Руки ее соскользнули с этого бесчувственного человека. Она снова опустилась на стул. Альбер глядел в окно на потухшую с наступлением ночи листву; на светло-сером и как бы влажном фоне деревья раскачивали своими черными верхушками.
Он не чувствовал сострадания к Берте, потому что его выводила из себя сама первопричина ее боли, и он не видел в ее слезах ничего, кроме столь ненавистной ему экзальтированности.
— Какой же ты черствый!

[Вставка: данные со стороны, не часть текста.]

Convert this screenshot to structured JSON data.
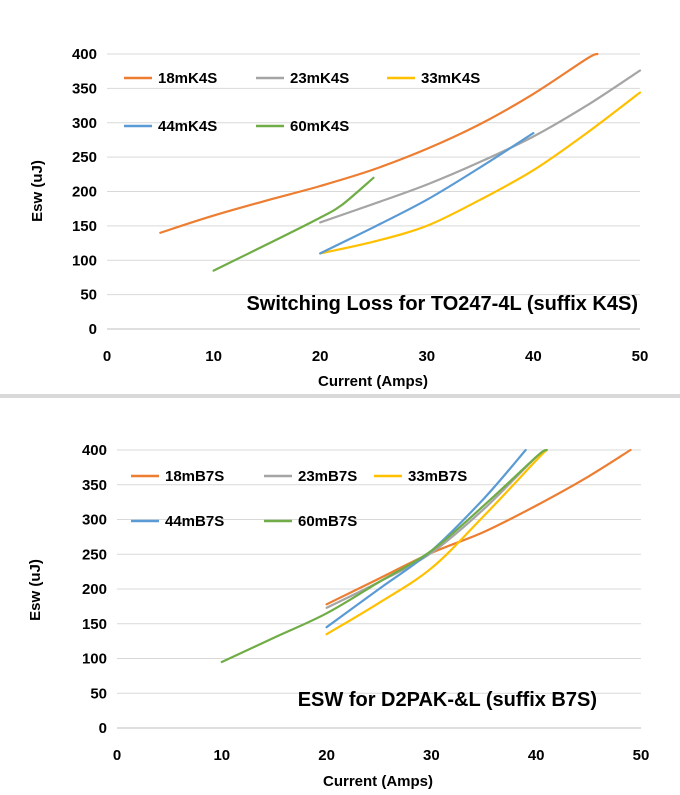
{
  "chart_data": [
    {
      "type": "line",
      "annotation": "Switching Loss for TO247-4L (suffix K4S)",
      "xlabel": "Current (Amps)",
      "ylabel": "Esw (uJ)",
      "xlim": [
        0,
        50
      ],
      "ylim": [
        0,
        400
      ],
      "xticks": [
        "0",
        "10",
        "20",
        "30",
        "40",
        "50"
      ],
      "yticks": [
        "0",
        "50",
        "100",
        "150",
        "200",
        "250",
        "300",
        "350",
        "400"
      ],
      "grid": "horizontal",
      "legend_position": "top-left",
      "series": [
        {
          "name": "18mK4S",
          "color": "#ED7D31",
          "x": [
            5,
            10,
            15,
            20,
            25,
            30,
            35,
            40,
            45,
            46
          ],
          "y": [
            140,
            165,
            187,
            208,
            232,
            262,
            298,
            342,
            393,
            400
          ]
        },
        {
          "name": "23mK4S",
          "color": "#A5A5A5",
          "x": [
            20,
            25,
            30,
            35,
            40,
            45,
            50
          ],
          "y": [
            155,
            182,
            210,
            243,
            280,
            325,
            376
          ]
        },
        {
          "name": "33mK4S",
          "color": "#FFC000",
          "x": [
            20,
            25,
            30,
            35,
            40,
            45,
            50
          ],
          "y": [
            110,
            127,
            150,
            188,
            231,
            285,
            344
          ]
        },
        {
          "name": "44mK4S",
          "color": "#5B9BD5",
          "x": [
            20,
            25,
            30,
            35,
            40
          ],
          "y": [
            110,
            148,
            188,
            235,
            285
          ]
        },
        {
          "name": "60mK4S",
          "color": "#70AD47",
          "x": [
            10,
            15,
            20,
            22,
            25
          ],
          "y": [
            85,
            123,
            162,
            180,
            220
          ]
        }
      ]
    },
    {
      "type": "line",
      "annotation": "ESW for D2PAK-&L (suffix B7S)",
      "xlabel": "Current (Amps)",
      "ylabel": "Esw (uJ)",
      "xlim": [
        0,
        50
      ],
      "ylim": [
        0,
        400
      ],
      "xticks": [
        "0",
        "10",
        "20",
        "30",
        "40",
        "50"
      ],
      "yticks": [
        "0",
        "50",
        "100",
        "150",
        "200",
        "250",
        "300",
        "350",
        "400"
      ],
      "grid": "horizontal",
      "legend_position": "top-left",
      "series": [
        {
          "name": "18mB7S",
          "color": "#ED7D31",
          "x": [
            20,
            25,
            30,
            35,
            40,
            45,
            49
          ],
          "y": [
            178,
            215,
            252,
            282,
            320,
            362,
            400
          ]
        },
        {
          "name": "23mB7S",
          "color": "#A5A5A5",
          "x": [
            20,
            25,
            30,
            35,
            40,
            41
          ],
          "y": [
            173,
            210,
            252,
            315,
            390,
            400
          ]
        },
        {
          "name": "33mB7S",
          "color": "#FFC000",
          "x": [
            20,
            25,
            30,
            35,
            40,
            41
          ],
          "y": [
            135,
            180,
            230,
            305,
            385,
            400
          ]
        },
        {
          "name": "44mB7S",
          "color": "#5B9BD5",
          "x": [
            20,
            25,
            30,
            35,
            39
          ],
          "y": [
            145,
            200,
            255,
            330,
            400
          ]
        },
        {
          "name": "60mB7S",
          "color": "#70AD47",
          "x": [
            10,
            15,
            20,
            25,
            30,
            35,
            40,
            41
          ],
          "y": [
            95,
            130,
            165,
            210,
            255,
            320,
            390,
            400
          ]
        }
      ]
    }
  ]
}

Значит, мои страдания тебе совершенно безразличны?
— Ты плачешь из-за глупостей, — ответил Альбер, стараясь сдерживать нетерпение.
Она ответила с мольбой в голосе:
— Но ведь я же страдаю!
Альбер сел и стал пристально рассматривать ковер, чтобы освободить свое сознание от этих сетований и сохранить спокойствие, потом повернулся к Берте и взглянул на нее с неприязнью.
— Вот этого ты и добивался! — с ненавистью воскликнула Берта. — Ты все разрушил!
Альбер поднялся и направился к двери.
— Не оставляй меня! — простонала Берта, пытаясь удержать его.
Он закрыл за собой дверь, спустился по лестнице и вошел в кухню. Что-то напевавший сквозь зевоту Юго заслонил рот полотенцем, которое держал под мышкой.
— Мадам немного устала. Мы будем ужинать позже, — сказал Альбер и вышел.
В тепловатом воздухе чувствовался запах дождя. Идущая с вокзала толпа двигалась по тротуарам, и где-то, то чуть ближе, то дальше, по мере его стремительных перемещений, непрестанно гудел автомобиль Натта.
Альбер быстро шагал по первой попавшейся дороге; сердце его ныло, зубы были стиснуты и мышцы болели, как после борьбы. По мере того как он удалялся от городка, грудь его распрямлялась и дышать становилось легче. «Что за жизнь! — говорил он себе. — Что за мерзость! Жить где угодно, но только вдали от этой женщины, одному, и я буду счастлив». Он повторил слово, принесшее облегчение: «Одному». Ему захотелось дойти пешком до Парижа. Вернуться можно было бы через неделю. Это был бы урок. Его сознание, все во власти собственных обид и непроницаемое для голоса Берты, продолжало накапливать свои доводы: он разговаривал сам с собой, как бы стремясь убедить невидимого собеседника, приводя для этого все новые и новые доказательства неправоты Берты.